Professor Susan Dynarski and alum Brandy Johnson (MPP ‘09) traveled to Washington, DC for the Obama Administration’s College Opportunity Day of Action on December 4, 2014. They joined President Barack Obama, the First Lady, and Vice President Biden, along with hundreds of college presidents and higher education leaders, as the White House announced new steps to enhance college readiness and access, particularly for low-income students.
College changes lives, Tweeted Dynarski, a first generation college student herself, from the seventh row of the summit. My dad was a high school dropout, she wrote, but I went to Harvard and MIT, and am now representing the University of Michigan at this White House summit.
Dynarski is a nationally recognized leader in higher education policy.

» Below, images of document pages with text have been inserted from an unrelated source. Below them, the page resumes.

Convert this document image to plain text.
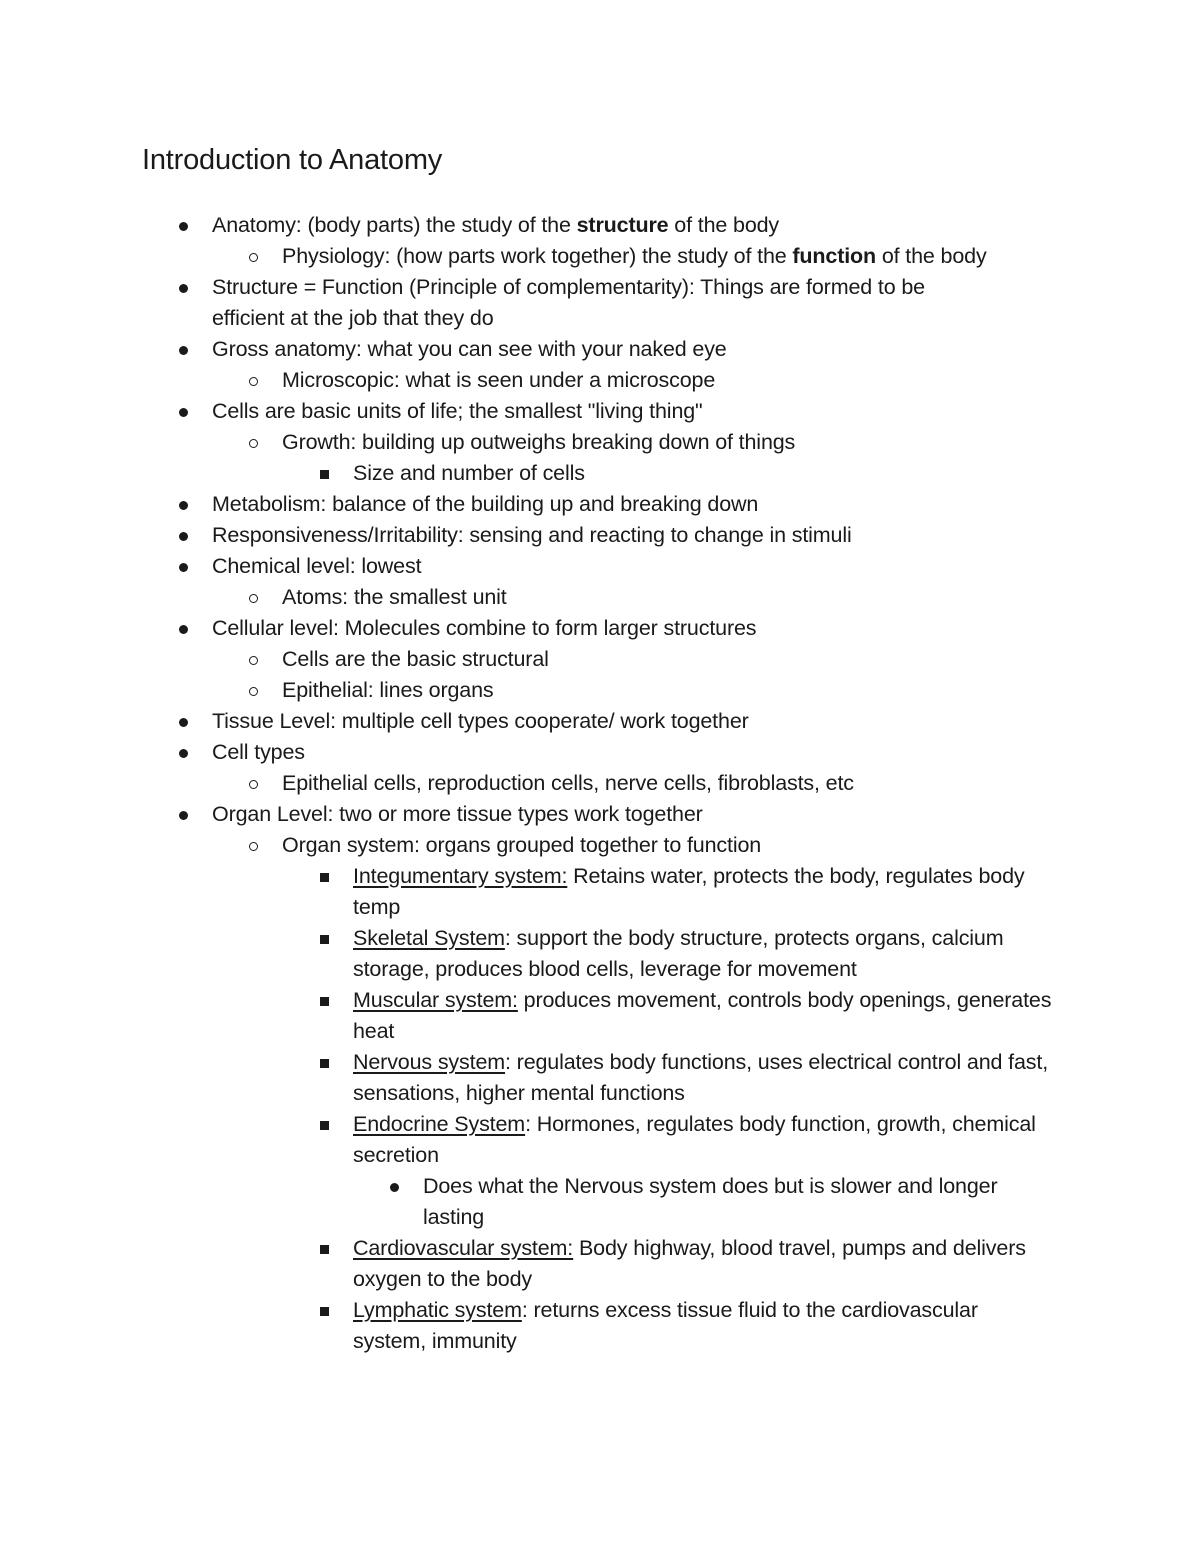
Introduction to Anatomy
Anatomy: (body parts) the study of the structure of the body
Physiology: (how parts work together) the study of the function of the body
Structure = Function (Principle of complementarity): Things are formed to be efficient at the job that they do
Gross anatomy: what you can see with your naked eye
Microscopic: what is seen under a microscope
Cells are basic units of life; the smallest "living thing"
Growth: building up outweighs breaking down of things
Size and number of cells
Metabolism: balance of the building up and breaking down
Responsiveness/Irritability: sensing and reacting to change in stimuli
Chemical level: lowest
Atoms: the smallest unit
Cellular level: Molecules combine to form larger structures
Cells are the basic structural
Epithelial: lines organs
Tissue Level: multiple cell types cooperate/ work together
Cell types
Epithelial cells, reproduction cells, nerve cells, fibroblasts, etc
Organ Level: two or more tissue types work together
Organ system: organs grouped together to function
Integumentary system: Retains water, protects the body, regulates body temp
Skeletal System: support the body structure, protects organs, calcium storage, produces blood cells, leverage for movement
Muscular system: produces movement, controls body openings, generates heat
Nervous system: regulates body functions, uses electrical control and fast, sensations, higher mental functions
Endocrine System: Hormones, regulates body function, growth, chemical secretion
Does what the Nervous system does but is slower and longer lasting
Cardiovascular system: Body highway, blood travel, pumps and delivers oxygen to the body
Lymphatic system: returns excess tissue fluid to the cardiovascular system, immunity
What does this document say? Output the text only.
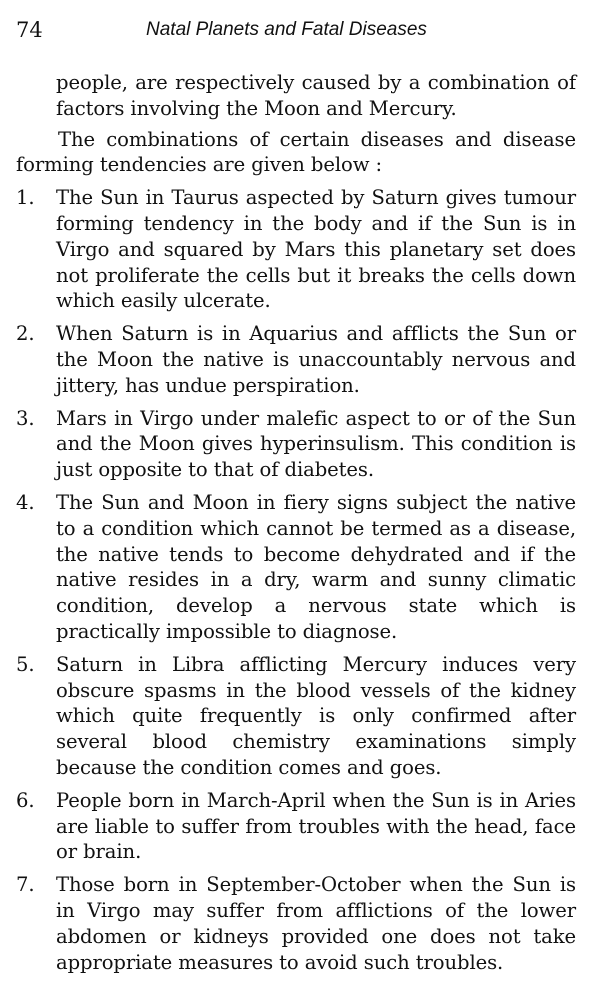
74	Natal Planets and Fatal Diseases

people, are respectively caused by a combination of factors involving the Moon and Mercury.

The combinations of certain diseases and disease forming tendencies are given below :

1. The Sun in Taurus aspected by Saturn gives tumour forming tendency in the body and if the Sun is in Virgo and squared by Mars this planetary set does not proliferate the cells but it breaks the cells down which easily ulcerate.
2. When Saturn is in Aquarius and afflicts the Sun or the Moon the native is unaccountably nervous and jittery, has undue perspiration.
3. Mars in Virgo under malefic aspect to or of the Sun and the Moon gives hyperinsulism. This condition is just opposite to that of diabetes.
4. The Sun and Moon in fiery signs subject the native to a condition which cannot be termed as a disease, the native tends to become dehydrated and if the native resides in a dry, warm and sunny climatic condition, develop a nervous state which is practically impossible to diagnose.
5. Saturn in Libra afflicting Mercury induces very obscure spasms in the blood vessels of the kidney which quite frequently is only confirmed after several blood chemistry examinations simply because the condition comes and goes.
6. People born in March-April when the Sun is in Aries are liable to suffer from troubles with the head, face or brain.
7. Those born in September-October when the Sun is in Virgo may suffer from afflictions of the lower abdomen or kidneys provided one does not take appropriate measures to avoid such troubles.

She co-directs the Ford School’s Education Policy Initiative, writes for The New York Times about student loans, higher education financing, and college ratings; and has introduced policy proposals designed to enhance college access for low-income students. In recent months, Dynarski has been invited to Washington, DC on a number of occasions to brief federal policymakers including Arne Duncan, secretary of the U.S. Department of Education, and Sarah Bloom Raskin, deputy secretary of the U.S. Department of Treasury.
Ford School alumna Brandy Johnson is executive director of the Michigan College Access Network (MCAN), a not-for-profit that works to increase college readiness, participation, and completion in Michigan, particularly among low-income students, first-generation college going students, and students of color. MCAN announced measurable goals for expanding college access including increased college application rates, increased FAFSA application rates, and increased numbers of schools and students served by college access professionals.

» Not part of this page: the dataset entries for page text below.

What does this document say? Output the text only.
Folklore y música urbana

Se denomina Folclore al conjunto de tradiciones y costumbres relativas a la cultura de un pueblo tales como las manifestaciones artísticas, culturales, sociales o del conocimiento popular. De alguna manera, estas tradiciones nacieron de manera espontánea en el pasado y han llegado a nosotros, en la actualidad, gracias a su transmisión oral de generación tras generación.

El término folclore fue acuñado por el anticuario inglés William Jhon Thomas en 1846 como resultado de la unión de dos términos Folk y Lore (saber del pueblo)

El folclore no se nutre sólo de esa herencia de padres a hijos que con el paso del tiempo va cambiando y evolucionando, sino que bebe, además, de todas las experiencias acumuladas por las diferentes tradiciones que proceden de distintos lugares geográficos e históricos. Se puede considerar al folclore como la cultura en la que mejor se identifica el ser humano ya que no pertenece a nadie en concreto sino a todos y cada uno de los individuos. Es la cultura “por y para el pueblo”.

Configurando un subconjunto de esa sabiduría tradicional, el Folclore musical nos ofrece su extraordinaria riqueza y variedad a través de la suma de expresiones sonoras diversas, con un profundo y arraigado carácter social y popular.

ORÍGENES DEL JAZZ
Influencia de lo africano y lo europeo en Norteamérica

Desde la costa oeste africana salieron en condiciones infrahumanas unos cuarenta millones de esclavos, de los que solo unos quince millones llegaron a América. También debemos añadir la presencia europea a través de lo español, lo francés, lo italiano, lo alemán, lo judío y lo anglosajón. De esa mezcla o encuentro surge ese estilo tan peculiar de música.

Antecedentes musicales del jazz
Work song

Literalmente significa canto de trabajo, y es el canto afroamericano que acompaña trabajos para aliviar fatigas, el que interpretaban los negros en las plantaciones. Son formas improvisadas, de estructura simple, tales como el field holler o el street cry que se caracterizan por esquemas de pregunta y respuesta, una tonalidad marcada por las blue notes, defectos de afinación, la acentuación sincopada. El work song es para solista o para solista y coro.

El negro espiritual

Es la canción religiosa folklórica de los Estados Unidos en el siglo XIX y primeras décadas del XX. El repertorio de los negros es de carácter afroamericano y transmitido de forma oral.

"MCAN is thrilled to participate in such collaborative, constructive conversations with a president who shares our vision for expanded college access," Johnson said in an MCAN press statement released on the day of the summit. "Today marks an important step for leaders and groups across the country to commit to expand college access and opportunity."
In conjunction with the summit, the University of Michigan also announced a number of new initiatives designed to double the number of STEM majors in the College of Literature, Science, and the Arts (see page 131).